I can at least hide the evidence of the struggle I'm living
when questions surface like
quality of life
do we just call it idiopathic, do we stop searching for the answer
wondering how sick you'll get
how long it will take for your lover to know and accept,
the kindness that death will become?
I hide these in my shoebox.
His lower lip.
I want to worship him. Not because he is divine or even somehow better than me, but because it is how much I need to thank him for being he. Making me laugh, making me shiver, making me quiver. It is want and my needs that make me dream about touching the softness of his lower lip for the thousandth time. Brushes of skin speak a lifetime of love.
Memory
I started losing my memory, first "mild cognitive impairment" now "idiopathic dementia-like symptoms" which is really no diagnosis at all.

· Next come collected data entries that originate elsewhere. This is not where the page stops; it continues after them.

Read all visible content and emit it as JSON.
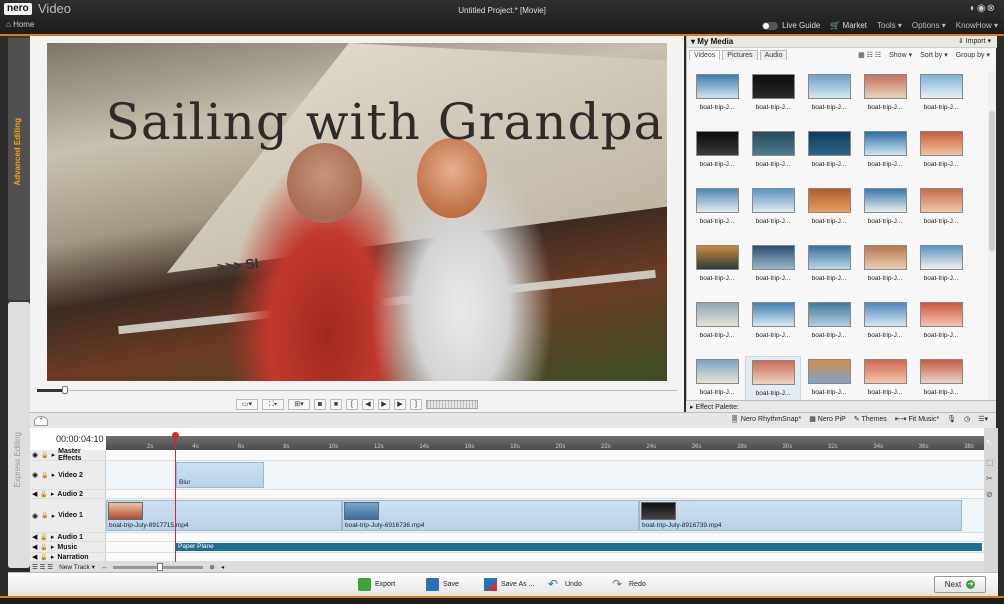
{
  "app": {
    "logo": "nero",
    "name": "Video",
    "breadcrumb": "Home",
    "project_title": "Untitled Project.* [Movie]",
    "window_controls": "◐◉⊗"
  },
  "topbar": {
    "live_guide": "Live Guide",
    "market": "Market",
    "tools": "Tools ▾",
    "options": "Options ▾",
    "knowhow": "KnowHow ▾"
  },
  "sidetabs": {
    "advanced": "Advanced Editing",
    "express": "Express Editing"
  },
  "preview": {
    "title_text": "Sailing with Grandpa",
    "banner_text": ">>> SI"
  },
  "media": {
    "header": "My Media",
    "import": "Import ▾",
    "tabs": [
      "Videos",
      "Pictures",
      "Audio"
    ],
    "show": "Show ▾",
    "sort_by": "Sort by ▾",
    "group_by": "Group by ▾",
    "thumbs": [
      {
        "label": "boat-trip-J...",
        "c1": "#3a7fb0",
        "c2": "#cfe3ee"
      },
      {
        "label": "boat-trip-J...",
        "c1": "#0d0d0d",
        "c2": "#2a2a2a"
      },
      {
        "label": "boat-trip-J...",
        "c1": "#6fa0c8",
        "c2": "#d5e7f0"
      },
      {
        "label": "boat-trip-J...",
        "c1": "#c87060",
        "c2": "#e5d2b8"
      },
      {
        "label": "boat-trip-J...",
        "c1": "#7fb3d6",
        "c2": "#e8f0f4"
      },
      {
        "label": "boat-trip-J...",
        "c1": "#0b0b0b",
        "c2": "#3a3a3a"
      },
      {
        "label": "boat-trip-J...",
        "c1": "#284a5e",
        "c2": "#4d7a8f"
      },
      {
        "label": "boat-trip-J...",
        "c1": "#123a5c",
        "c2": "#2e6588"
      },
      {
        "label": "boat-trip-J...",
        "c1": "#2b6fa0",
        "c2": "#cfe4f0"
      },
      {
        "label": "boat-trip-J...",
        "c1": "#c85f3a",
        "c2": "#f0c3a0"
      },
      {
        "label": "boat-trip-J...",
        "c1": "#4f88b3",
        "c2": "#e4ecef"
      },
      {
        "label": "boat-trip-J...",
        "c1": "#5b95c0",
        "c2": "#dfe9ee"
      },
      {
        "label": "boat-trip-J...",
        "c1": "#b05c2e",
        "c2": "#e6a060"
      },
      {
        "label": "boat-trip-J...",
        "c1": "#3a78a8",
        "c2": "#e8eef0"
      },
      {
        "label": "boat-trip-J...",
        "c1": "#c96b4d",
        "c2": "#f0c7a8"
      },
      {
        "label": "boat-trip-J...",
        "c1": "#c88b3a",
        "c2": "#2d3a3c"
      },
      {
        "label": "boat-trip-J...",
        "c1": "#2a4f73",
        "c2": "#9bb6c8"
      },
      {
        "label": "boat-trip-J...",
        "c1": "#3b6f9a",
        "c2": "#bcd6e6"
      },
      {
        "label": "boat-trip-J...",
        "c1": "#b87650",
        "c2": "#e9d0b6"
      },
      {
        "label": "boat-trip-J...",
        "c1": "#5c94c2",
        "c2": "#f0f0ee"
      },
      {
        "label": "boat-trip-J...",
        "c1": "#8fa7b5",
        "c2": "#e6e2d8"
      },
      {
        "label": "boat-trip-J...",
        "c1": "#3d7fb0",
        "c2": "#d9e9f2"
      },
      {
        "label": "boat-trip-J...",
        "c1": "#3f7a9e",
        "c2": "#b2cfe0"
      },
      {
        "label": "boat-trip-J...",
        "c1": "#4a8ac0",
        "c2": "#d8e6ee"
      },
      {
        "label": "boat-trip-J...",
        "c1": "#d0573d",
        "c2": "#f0c6b0"
      },
      {
        "label": "boat-trip-J...",
        "c1": "#7aa4c0",
        "c2": "#e9e2d6"
      },
      {
        "label": "boat-trip-J...",
        "c1": "#c96a54",
        "c2": "#f0d4c0"
      },
      {
        "label": "boat-trip-J...",
        "c1": "#d28d4c",
        "c2": "#7aa6c6"
      },
      {
        "label": "boat-trip-J...",
        "c1": "#d0684f",
        "c2": "#f2c5ab"
      },
      {
        "label": "boat-trip-J...",
        "c1": "#c65c42",
        "c2": "#e8d3c3"
      }
    ]
  },
  "effect_palette": "Effect Palette:",
  "timeline_tools": {
    "rhythm": "Nero RhythmSnap*",
    "pip": "Nero PiP",
    "themes": "Themes",
    "fitmusic": "Fit Music*"
  },
  "timeline": {
    "timecode": "00:00:04:10",
    "ticks": [
      "2s",
      "4s",
      "6s",
      "8s",
      "10s",
      "12s",
      "14s",
      "16s",
      "18s",
      "20s",
      "22s",
      "24s",
      "26s",
      "28s",
      "30s",
      "32s",
      "34s",
      "36s",
      "38s"
    ],
    "tracks": [
      "Master Effects",
      "Video 2",
      "Audio 2",
      "Video 1",
      "Audio 1",
      "Music",
      "Narration"
    ],
    "blur_clip": "Blur",
    "clips": [
      "boat-trip-July-8917715.mp4",
      "boat-trip-July-6916736.mp4",
      "boat-trip-July-8916739.mp4"
    ],
    "music_clip": "Paper Plane"
  },
  "bottom_toolbar": {
    "new_track": "New Track ▾"
  },
  "footer": {
    "export": "Export",
    "save": "Save",
    "save_as": "Save As ...",
    "undo": "Undo",
    "redo": "Redo",
    "next": "Next"
  }
}
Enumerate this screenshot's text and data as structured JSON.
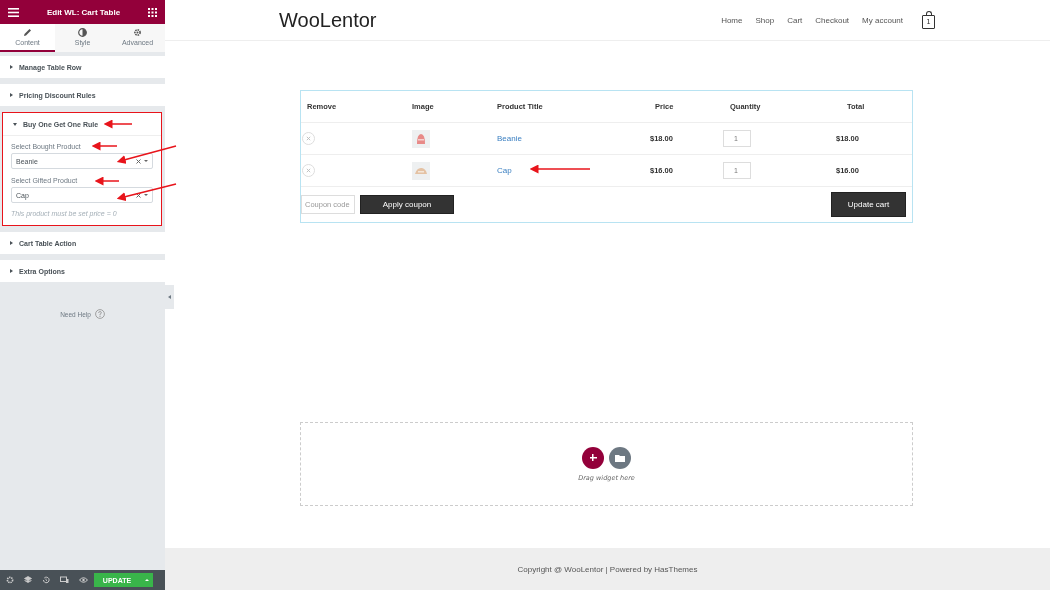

I'm 32, I have no neurological disorder that we know of, and I've been tested for almost everything. Five years after I started noticing symptoms, I've found myself on a slippery slope where I'm losing my mind. I cried the first time I watched 'The Taking Of Deborah Morgan,' because I was losing myself, too... and there's nothing to fight against, the monster taking my memory doesn't even have a name.
One day I forgot my boyfriend. Not like in the car like your wallet, I forgot he existed. Just for a few moments. See, most of the time once someone helps me out with a few details I can sometimes remember. So I started helping myself out with the details, writing notes to myself in the "adult" coloring book calendar on my desk, writing ideas for recipes in my lavender legal pad, doctor's instructions in the keychain of index cards in my purse, writing happy thoughts in my happy journal and sad thoughts in my sad journal, but eventually that stopped because I would forget which one was which.
I would write letters to the man I live with when he was not home. Because there were things I wanted to tell him, and I could never be sure if I would remember. Sometimes, especially if I was writing while doing some other punding task like playing Tetris or watching the same series on Netflix over and over again, it would become just a stream of random thoughts that I wanted to share with him. Because I didn't have to see his face, I could write whatever I wanted and not be afraid of what his reaction will be. I needn't have worried, once he said he read my poem and I looked at him confused, he said it read like poetry, but my first thought was people would think I was ridiculous if I started writing poetry.
I have put that limitation on every part of my life. Afraid of reactions. Before I was disabled, while I was a pregnant teen in a rural high school I took creative writing. I wanted to be a writer. But I ended up just scratching enough to sometimes make ends meet, I survived, they say. I decided I wanted to live on purpose. I started writing on purpose, writing not to remember later but because I can still imagine, which is terrifying. I forget words all the time, the thesaurus and rhyming dictionaries are my friend because there's a word, just the right word, and I think it ends in -ite, but presque vu keeps me in the dark until I find just one little hint. Finding the right words is so hard sometimes.